The WNOC and other Tilling Group companies became part of the National Bus Company in 1969 but continued to trade as Western National. In 1983 the bus operations at Taunton passed to a new Southern National (a name previously used by a Western National partner operation in Dorset and east Devon). This company was privatised in 1988, becoming part of FirstGroup in 1999. First Southern National was split up and operations around Taunton were transferred to First Somerset & Avon and rebranded as The Buses of Somerset in 2014 before being transferred to First South West based in Camborne, Cornwall.

The Transport Trust awarded Taunton station a Red Wheel plaque in 2015, describing it as "a rare survivor of a corporate style once common in towns and cities nationwide".

===Closure===
The bus station was closed after services on 27 March 2020. The Buses of Somerset stated it would not be economical to perform required upgrades. Later in the year it was sold to the local council for use as a car park, although The Buses of Somerset leased back the offices as they had not found a suitable alternative in the town centre.
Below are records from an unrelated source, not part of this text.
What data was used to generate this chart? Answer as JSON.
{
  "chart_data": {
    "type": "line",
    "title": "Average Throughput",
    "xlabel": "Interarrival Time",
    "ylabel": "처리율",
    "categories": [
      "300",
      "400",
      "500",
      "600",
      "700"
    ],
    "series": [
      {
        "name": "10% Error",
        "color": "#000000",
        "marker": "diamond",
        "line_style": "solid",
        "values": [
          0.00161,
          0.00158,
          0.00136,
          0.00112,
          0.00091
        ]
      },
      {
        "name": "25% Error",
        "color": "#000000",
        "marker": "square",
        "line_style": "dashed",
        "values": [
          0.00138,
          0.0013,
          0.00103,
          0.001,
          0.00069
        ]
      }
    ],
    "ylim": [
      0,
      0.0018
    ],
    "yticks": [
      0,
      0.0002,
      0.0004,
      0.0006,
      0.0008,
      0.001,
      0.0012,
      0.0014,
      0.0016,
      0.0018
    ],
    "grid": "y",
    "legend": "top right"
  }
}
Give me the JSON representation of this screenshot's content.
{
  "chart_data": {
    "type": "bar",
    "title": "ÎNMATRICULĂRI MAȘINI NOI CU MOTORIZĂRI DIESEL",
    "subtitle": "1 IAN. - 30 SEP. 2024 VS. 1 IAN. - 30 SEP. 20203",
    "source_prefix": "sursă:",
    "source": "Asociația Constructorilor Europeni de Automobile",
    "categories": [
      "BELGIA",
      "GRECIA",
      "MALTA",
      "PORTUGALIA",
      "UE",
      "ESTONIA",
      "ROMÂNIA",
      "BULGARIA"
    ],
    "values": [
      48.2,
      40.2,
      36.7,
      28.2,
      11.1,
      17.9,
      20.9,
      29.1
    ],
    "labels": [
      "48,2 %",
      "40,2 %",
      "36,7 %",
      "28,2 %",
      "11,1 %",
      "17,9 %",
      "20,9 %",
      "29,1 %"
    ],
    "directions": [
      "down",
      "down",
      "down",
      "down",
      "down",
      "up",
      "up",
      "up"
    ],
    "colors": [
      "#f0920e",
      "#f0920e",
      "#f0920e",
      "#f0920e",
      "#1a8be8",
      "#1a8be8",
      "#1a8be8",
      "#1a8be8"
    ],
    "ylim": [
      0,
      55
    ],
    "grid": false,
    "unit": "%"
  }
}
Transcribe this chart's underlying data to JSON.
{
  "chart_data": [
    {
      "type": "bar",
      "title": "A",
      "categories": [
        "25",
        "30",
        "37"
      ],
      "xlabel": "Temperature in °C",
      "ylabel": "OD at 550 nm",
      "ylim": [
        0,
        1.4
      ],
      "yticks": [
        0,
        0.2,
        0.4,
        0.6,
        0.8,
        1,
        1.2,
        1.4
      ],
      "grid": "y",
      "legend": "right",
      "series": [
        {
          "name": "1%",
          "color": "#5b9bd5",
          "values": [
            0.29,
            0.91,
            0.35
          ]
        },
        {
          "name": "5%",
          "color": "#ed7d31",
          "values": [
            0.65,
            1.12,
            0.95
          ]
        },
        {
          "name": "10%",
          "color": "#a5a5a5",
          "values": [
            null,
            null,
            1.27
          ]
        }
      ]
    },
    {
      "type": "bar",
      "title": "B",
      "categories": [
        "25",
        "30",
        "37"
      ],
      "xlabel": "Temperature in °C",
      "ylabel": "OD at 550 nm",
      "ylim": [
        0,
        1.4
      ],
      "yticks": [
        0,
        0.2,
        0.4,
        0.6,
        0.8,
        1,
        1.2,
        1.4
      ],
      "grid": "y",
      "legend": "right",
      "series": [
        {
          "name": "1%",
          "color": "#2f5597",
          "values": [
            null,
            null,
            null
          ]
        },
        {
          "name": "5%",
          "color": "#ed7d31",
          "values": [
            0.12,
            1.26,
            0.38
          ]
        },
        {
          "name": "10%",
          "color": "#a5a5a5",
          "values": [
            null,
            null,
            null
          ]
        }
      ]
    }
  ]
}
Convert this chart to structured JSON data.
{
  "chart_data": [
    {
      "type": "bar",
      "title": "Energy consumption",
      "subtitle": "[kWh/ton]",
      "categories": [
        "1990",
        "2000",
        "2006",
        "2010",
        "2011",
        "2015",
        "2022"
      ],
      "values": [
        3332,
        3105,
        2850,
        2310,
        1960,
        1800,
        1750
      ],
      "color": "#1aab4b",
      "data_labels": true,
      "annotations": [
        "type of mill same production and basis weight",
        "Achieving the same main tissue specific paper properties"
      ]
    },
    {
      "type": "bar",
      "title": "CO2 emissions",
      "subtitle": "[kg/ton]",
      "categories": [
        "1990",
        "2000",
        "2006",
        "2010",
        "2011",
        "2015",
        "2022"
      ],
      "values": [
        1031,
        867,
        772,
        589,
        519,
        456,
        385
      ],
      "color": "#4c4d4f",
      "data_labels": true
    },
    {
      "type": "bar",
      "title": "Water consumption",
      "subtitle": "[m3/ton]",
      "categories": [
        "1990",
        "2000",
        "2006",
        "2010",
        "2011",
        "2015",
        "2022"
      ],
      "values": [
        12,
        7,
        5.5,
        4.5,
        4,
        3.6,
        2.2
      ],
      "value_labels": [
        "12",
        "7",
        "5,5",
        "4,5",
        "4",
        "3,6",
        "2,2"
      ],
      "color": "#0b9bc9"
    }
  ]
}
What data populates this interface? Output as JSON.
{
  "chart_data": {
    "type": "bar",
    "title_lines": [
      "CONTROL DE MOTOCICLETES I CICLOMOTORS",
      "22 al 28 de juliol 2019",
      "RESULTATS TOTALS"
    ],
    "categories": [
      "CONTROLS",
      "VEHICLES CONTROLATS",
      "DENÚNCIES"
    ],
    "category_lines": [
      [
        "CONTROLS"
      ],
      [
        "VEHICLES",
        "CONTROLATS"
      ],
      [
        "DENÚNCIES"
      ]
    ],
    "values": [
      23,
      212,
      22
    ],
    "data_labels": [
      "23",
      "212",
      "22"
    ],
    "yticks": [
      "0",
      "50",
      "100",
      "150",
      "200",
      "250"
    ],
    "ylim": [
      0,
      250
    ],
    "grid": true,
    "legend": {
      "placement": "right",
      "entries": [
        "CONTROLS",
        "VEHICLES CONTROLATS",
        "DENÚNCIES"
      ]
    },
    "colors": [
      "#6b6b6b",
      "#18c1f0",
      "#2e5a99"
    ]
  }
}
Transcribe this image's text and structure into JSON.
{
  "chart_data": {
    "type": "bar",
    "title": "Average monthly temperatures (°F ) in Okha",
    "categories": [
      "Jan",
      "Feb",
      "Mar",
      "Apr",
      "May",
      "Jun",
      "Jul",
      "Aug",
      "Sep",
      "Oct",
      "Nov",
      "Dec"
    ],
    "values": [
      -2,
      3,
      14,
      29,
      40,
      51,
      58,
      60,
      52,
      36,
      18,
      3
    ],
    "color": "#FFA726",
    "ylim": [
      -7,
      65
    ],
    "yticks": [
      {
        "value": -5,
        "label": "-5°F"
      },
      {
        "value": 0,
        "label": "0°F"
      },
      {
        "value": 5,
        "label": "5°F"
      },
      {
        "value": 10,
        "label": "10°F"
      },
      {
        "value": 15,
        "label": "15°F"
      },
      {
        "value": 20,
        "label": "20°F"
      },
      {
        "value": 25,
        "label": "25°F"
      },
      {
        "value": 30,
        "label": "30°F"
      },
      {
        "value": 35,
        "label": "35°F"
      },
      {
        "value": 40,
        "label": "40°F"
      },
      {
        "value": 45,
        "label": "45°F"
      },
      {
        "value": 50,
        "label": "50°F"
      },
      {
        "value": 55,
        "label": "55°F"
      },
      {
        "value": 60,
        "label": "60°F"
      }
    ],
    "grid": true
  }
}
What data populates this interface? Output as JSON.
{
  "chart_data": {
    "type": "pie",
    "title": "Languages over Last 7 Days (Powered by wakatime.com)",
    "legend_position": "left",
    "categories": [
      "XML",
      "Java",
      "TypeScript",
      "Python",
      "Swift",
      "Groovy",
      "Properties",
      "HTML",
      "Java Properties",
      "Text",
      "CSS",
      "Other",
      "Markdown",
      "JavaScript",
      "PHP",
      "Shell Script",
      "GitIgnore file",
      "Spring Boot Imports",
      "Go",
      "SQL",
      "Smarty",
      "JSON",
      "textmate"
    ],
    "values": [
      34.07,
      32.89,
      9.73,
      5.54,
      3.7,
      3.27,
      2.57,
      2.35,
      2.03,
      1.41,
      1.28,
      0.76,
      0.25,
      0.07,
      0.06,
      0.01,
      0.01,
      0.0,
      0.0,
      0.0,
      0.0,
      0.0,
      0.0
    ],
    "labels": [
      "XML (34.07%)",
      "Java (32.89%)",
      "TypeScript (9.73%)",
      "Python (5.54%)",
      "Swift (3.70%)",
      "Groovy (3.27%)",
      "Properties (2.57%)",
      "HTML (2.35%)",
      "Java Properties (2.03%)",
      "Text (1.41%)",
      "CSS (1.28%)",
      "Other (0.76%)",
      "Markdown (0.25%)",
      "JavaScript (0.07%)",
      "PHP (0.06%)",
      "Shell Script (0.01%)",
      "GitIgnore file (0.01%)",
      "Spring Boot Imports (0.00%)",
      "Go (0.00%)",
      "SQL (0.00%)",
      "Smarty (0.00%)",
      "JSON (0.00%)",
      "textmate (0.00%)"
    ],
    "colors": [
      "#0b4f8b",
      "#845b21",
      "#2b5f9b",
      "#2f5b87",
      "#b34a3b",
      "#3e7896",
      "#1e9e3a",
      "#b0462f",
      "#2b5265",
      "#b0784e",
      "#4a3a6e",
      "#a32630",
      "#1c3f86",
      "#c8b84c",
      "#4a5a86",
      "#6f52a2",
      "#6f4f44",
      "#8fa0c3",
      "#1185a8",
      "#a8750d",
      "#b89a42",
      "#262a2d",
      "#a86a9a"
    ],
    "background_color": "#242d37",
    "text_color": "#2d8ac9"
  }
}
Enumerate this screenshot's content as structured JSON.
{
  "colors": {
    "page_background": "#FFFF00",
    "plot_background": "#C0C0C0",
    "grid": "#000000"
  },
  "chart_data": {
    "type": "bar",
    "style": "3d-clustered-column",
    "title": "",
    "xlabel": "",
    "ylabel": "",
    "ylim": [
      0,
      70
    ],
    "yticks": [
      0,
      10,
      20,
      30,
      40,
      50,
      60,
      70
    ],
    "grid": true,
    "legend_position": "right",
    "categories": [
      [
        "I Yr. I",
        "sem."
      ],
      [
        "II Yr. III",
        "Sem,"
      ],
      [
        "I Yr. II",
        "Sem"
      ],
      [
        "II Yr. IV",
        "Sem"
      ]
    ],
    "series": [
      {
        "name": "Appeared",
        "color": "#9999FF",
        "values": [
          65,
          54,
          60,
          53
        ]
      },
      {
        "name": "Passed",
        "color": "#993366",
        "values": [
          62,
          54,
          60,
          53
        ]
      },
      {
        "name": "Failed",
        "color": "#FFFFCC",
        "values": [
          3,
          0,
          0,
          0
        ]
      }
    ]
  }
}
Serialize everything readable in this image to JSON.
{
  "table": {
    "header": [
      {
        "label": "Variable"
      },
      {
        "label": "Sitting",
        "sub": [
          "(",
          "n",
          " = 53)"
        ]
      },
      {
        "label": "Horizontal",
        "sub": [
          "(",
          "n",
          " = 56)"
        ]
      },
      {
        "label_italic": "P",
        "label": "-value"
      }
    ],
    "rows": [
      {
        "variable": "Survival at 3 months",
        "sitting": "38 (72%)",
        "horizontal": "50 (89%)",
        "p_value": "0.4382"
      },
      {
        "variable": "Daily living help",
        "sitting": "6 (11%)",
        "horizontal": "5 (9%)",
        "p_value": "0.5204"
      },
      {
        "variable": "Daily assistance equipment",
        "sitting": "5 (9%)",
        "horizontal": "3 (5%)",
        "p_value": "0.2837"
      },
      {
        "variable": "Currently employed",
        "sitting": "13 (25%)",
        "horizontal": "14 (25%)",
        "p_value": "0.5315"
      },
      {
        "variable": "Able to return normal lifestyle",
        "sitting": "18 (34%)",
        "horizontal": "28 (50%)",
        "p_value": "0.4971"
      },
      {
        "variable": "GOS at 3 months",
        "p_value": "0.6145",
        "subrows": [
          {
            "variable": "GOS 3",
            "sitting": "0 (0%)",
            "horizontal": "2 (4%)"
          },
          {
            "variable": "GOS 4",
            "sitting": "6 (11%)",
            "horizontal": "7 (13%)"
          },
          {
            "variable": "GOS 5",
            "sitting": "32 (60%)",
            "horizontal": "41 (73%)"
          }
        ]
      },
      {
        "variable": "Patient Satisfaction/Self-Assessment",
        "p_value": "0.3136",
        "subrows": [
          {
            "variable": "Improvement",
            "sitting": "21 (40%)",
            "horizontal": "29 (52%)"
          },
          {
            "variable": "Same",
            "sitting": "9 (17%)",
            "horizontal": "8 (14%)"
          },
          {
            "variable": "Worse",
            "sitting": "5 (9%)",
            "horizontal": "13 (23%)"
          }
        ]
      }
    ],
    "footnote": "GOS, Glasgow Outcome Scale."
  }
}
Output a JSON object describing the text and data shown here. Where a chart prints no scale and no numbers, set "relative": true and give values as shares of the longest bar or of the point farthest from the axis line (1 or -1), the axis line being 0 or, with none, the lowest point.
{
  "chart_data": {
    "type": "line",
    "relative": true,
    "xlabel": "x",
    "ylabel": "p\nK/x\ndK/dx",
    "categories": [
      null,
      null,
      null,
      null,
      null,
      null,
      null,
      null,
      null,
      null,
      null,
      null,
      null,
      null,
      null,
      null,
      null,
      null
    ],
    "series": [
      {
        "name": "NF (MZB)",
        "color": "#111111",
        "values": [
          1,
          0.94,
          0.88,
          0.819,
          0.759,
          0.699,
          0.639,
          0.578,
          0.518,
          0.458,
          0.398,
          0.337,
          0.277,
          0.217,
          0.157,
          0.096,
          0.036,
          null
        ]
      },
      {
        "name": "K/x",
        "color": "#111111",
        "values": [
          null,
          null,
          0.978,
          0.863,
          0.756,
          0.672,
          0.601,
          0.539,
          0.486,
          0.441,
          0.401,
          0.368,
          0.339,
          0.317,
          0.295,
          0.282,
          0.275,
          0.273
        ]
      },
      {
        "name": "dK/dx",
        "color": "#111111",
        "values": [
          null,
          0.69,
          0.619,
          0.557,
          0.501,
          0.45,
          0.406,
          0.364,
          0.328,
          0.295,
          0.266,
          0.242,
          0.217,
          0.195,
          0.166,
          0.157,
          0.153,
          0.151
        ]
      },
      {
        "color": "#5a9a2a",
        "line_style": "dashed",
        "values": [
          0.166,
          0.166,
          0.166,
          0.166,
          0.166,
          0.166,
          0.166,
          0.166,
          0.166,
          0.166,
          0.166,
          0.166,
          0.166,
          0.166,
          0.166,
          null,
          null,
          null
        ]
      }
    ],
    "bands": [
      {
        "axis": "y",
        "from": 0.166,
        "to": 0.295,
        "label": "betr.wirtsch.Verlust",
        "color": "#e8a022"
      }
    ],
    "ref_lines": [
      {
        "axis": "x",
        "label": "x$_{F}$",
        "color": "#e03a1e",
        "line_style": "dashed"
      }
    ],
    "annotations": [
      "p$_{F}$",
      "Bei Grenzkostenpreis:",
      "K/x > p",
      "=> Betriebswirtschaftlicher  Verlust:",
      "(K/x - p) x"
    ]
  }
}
Most bus services reverted to the stops on The Parade which had continued to be used by town services but some moved to the stop in Castle Way, a street off Tower Street. Castle Way was used by many independent operators in later years, such as Dartline, Hatch Green, Quantock Motor Services, and South West Coaches, although Berrys Coaches' express service to London makes use of the stop at the King's Arms.

===Reopening proposal===
The county council intends to refurbish the site and reopen it as a bus station in 2025. It is currently being used as a NHS vaccination centre.

==Maintenance facilities==
The site in Tower Street did not have any maintenance facilities. The National company shared a depot with Thomas Motors' "Lavender Blue" buses at the end of South Street from 1920. In 1933 the WNOC bought this company and Dunn's Motor Services which had a depot in the old Bridgwater Road, now known as Hamilton Road. The new owners enlarged the latter site and it continues to be used by The Buses of Somerset.